Beden-zihin, fizyoloji-psikoloji, düşünce-duygu gibi ikiliklerin edebiyat metinlerinde işlemediği durumlar var mı?

Bu ikilikleri yıkmaya çalışan metinler var. Selen Erdoğan yaptığı incelemede Bilge Karasu’nun metnini akıl kaybı-kontrol, aşk-kaygı, sevgi-korku, haz-acı gibi ikilikler arasındaki geçişliliği işaret ederek yorumluyor. Öte yandan bazı metinler rasyonel aklın bilinçdışısı gibi işleyebiliyor. İkilikleri kurmaya çalışırken söken ve rasyonel söylem kurmaya çalışırken bastırdığı duygu tarafından tehdit edilen söylemleri metinlerde görebiliyoruz. Duygu çalışmaları metinlerin bilinçdışını okumaya da alan açıyor.

Gündelik hayatın parçası olarak teatralliğin duygu haritasına odaklanırsak neler söylemek istersiniz?

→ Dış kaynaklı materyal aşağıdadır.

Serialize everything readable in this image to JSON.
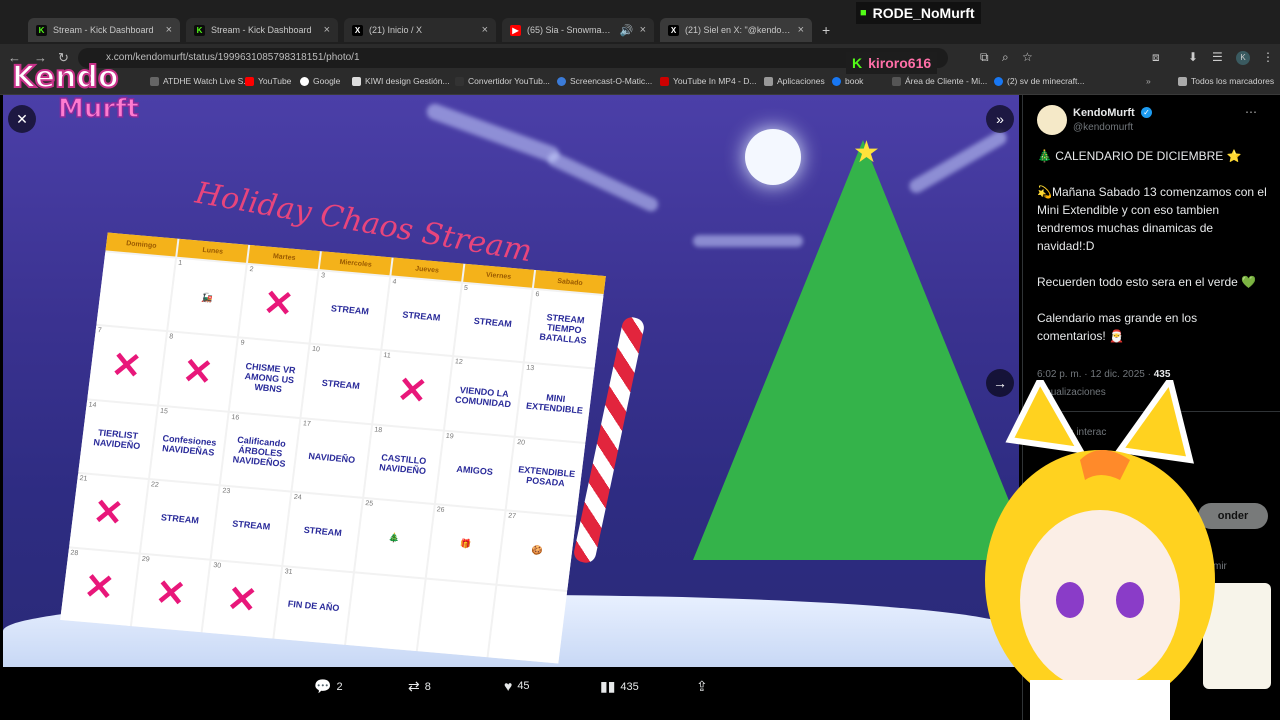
{
  "tabs": [
    {
      "label": "Stream - Kick Dashboard",
      "icon": "kick-icon",
      "color": "#53fc18"
    },
    {
      "label": "Stream - Kick Dashboard",
      "icon": "kick-icon",
      "color": "#53fc18"
    },
    {
      "label": "(21) Inicio / X",
      "icon": "x-icon",
      "color": "#ffffff"
    },
    {
      "label": "(65) Sia - Snowman [Official",
      "icon": "youtube-icon",
      "color": "#ff0000"
    },
    {
      "label": "(21) Siel en X: \"@kendomurft N",
      "icon": "x-icon",
      "color": "#ffffff"
    }
  ],
  "address_bar": {
    "url": "x.com/kendomurft/status/1999631085798318151/photo/1"
  },
  "bookmarks": [
    {
      "label": "ATDHE Watch Live S...",
      "color": "#666666"
    },
    {
      "label": "YouTube",
      "color": "#ff0000"
    },
    {
      "label": "Google",
      "color": "#ffffff"
    },
    {
      "label": "KIWI design Gestión...",
      "color": "#dddddd"
    },
    {
      "label": "Convertidor YouTub...",
      "color": "#333333"
    },
    {
      "label": "Screencast-O-Matic...",
      "color": "#3b7bd8"
    },
    {
      "label": "YouTube In MP4 - D...",
      "color": "#cc0000"
    },
    {
      "label": "Aplicaciones",
      "color": "#999999"
    },
    {
      "label": "book",
      "color": "#1877f2"
    },
    {
      "label": "Área de Cliente - Mi...",
      "color": "#555555"
    },
    {
      "label": "(2) sv de minecraft...",
      "color": "#1877f2"
    },
    {
      "label": "Todos los marcadores",
      "color": "#aaaaaa"
    }
  ],
  "overlay": {
    "rode_label": "RODE_NoMurft",
    "kiroro_label": "kiroro616",
    "logo_text": "Kendo Murft"
  },
  "calendar": {
    "title": "Holiday Chaos Stream",
    "weekdays": [
      "Domingo",
      "Lunes",
      "Martes",
      "Miercoles",
      "Jueves",
      "Viernes",
      "Sabado"
    ],
    "cells": [
      {
        "day": "",
        "text": ""
      },
      {
        "day": "1",
        "text": "🚂"
      },
      {
        "day": "2",
        "text": "✕"
      },
      {
        "day": "3",
        "text": "STREAM"
      },
      {
        "day": "4",
        "text": "STREAM"
      },
      {
        "day": "5",
        "text": "STREAM"
      },
      {
        "day": "6",
        "text": "STREAM TIEMPO BATALLAS"
      },
      {
        "day": "7",
        "text": "✕"
      },
      {
        "day": "8",
        "text": "✕"
      },
      {
        "day": "9",
        "text": "CHISME VR AMONG US WBNS"
      },
      {
        "day": "10",
        "text": "STREAM"
      },
      {
        "day": "11",
        "text": "✕"
      },
      {
        "day": "12",
        "text": "VIENDO LA COMUNIDAD"
      },
      {
        "day": "13",
        "text": "MINI EXTENDIBLE"
      },
      {
        "day": "14",
        "text": "TIERLIST NAVIDEÑO"
      },
      {
        "day": "15",
        "text": "Confesiones NAVIDEÑAS"
      },
      {
        "day": "16",
        "text": "Calificando ÁRBOLES NAVIDEÑOS"
      },
      {
        "day": "17",
        "text": "NAVIDEÑO"
      },
      {
        "day": "18",
        "text": "CASTILLO NAVIDEÑO"
      },
      {
        "day": "19",
        "text": "AMIGOS"
      },
      {
        "day": "20",
        "text": "EXTENDIBLE POSADA"
      },
      {
        "day": "21",
        "text": "✕"
      },
      {
        "day": "22",
        "text": "STREAM"
      },
      {
        "day": "23",
        "text": "STREAM"
      },
      {
        "day": "24",
        "text": "STREAM"
      },
      {
        "day": "25",
        "text": "🎄"
      },
      {
        "day": "26",
        "text": "🎁"
      },
      {
        "day": "27",
        "text": "🍪"
      },
      {
        "day": "28",
        "text": "✕"
      },
      {
        "day": "29",
        "text": "✕"
      },
      {
        "day": "30",
        "text": "✕"
      },
      {
        "day": "31",
        "text": "FIN DE AÑO"
      },
      {
        "day": "",
        "text": ""
      },
      {
        "day": "",
        "text": ""
      },
      {
        "day": "",
        "text": ""
      }
    ]
  },
  "actions": [
    {
      "icon": "reply-icon",
      "count": "2"
    },
    {
      "icon": "repost-icon",
      "count": "8"
    },
    {
      "icon": "like-icon",
      "count": "45"
    },
    {
      "icon": "views-icon",
      "count": "435"
    },
    {
      "icon": "share-icon",
      "count": ""
    }
  ],
  "post": {
    "author_name": "KendoMurft",
    "author_handle": "@kendomurft",
    "body": "🎄 CALENDARIO DE DICIEMBRE ⭐\n\n💫Mañana Sabado 13 comenzamos con el Mini Extendible y con eso tambien tendremos muchas dinamicas de navidad!:D\n\nRecuerden todo esto sera en el verde 💚\n\nCalendario mas grande en los comentarios! 🎅",
    "timestamp": "6:02 p. m. · 12 dic. 2025 · ",
    "views_count": "435",
    "views_label": "Visualizaciones",
    "partial_text": "as interac",
    "reply_button": "onder",
    "partial_author": "mir"
  }
}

Richard Sennett’in Kamusal İnsanın Çöküşü metninde güzel bir soru vardır. Barda otururken yanınıza birisi gelir ve az evvel sevdiği birinin cenazesinden geldiğini söyler. Ona nasıl inanırsınız? Sizin bildiğiniz tek referans noktası bir duygunun dışavurumunun ortak kodlara uyup uymamasıdır. Duygularımızı yabancıların olduğu kamusal alanda anlaşılabilir olmak için ortak kodlara uydurarak mı dışa vuruyoruz? Belirli yas, mutluluk, neşe dışavurumları var. Bunlarla bize iletilen şeyleri yorumluyoruz. Kendimizi de yorumlanabilir hale getiriyoruz. Bu durum bizi teatralleştiriyor. Sennett’teki katı mahrem-kamusal alan ayrımı sorunlu ama kamusal alanda belirli duyguları performans ediyor olmamız, o duyguları gerçekten o şekilde yaşamamıza yol açıyor mu gibi bir soruyu da gündeme getiriyor. Duygulanım biçimleri bireyselden ziyade kültürel duygular tarihini gündeme getiriyor. Kişinin kendi iç dünyasına aitmiş gibi görünen duygusal performans problemli hale geliyor. Duyguların orijinalliği-kurmaca olmasına dair sorular kişiliğin takdimi-temsili ayrımlarını da içeriyor. Bu yüzden teatrallik ve duygu çalışmaları birbirleriyle konuşuyor.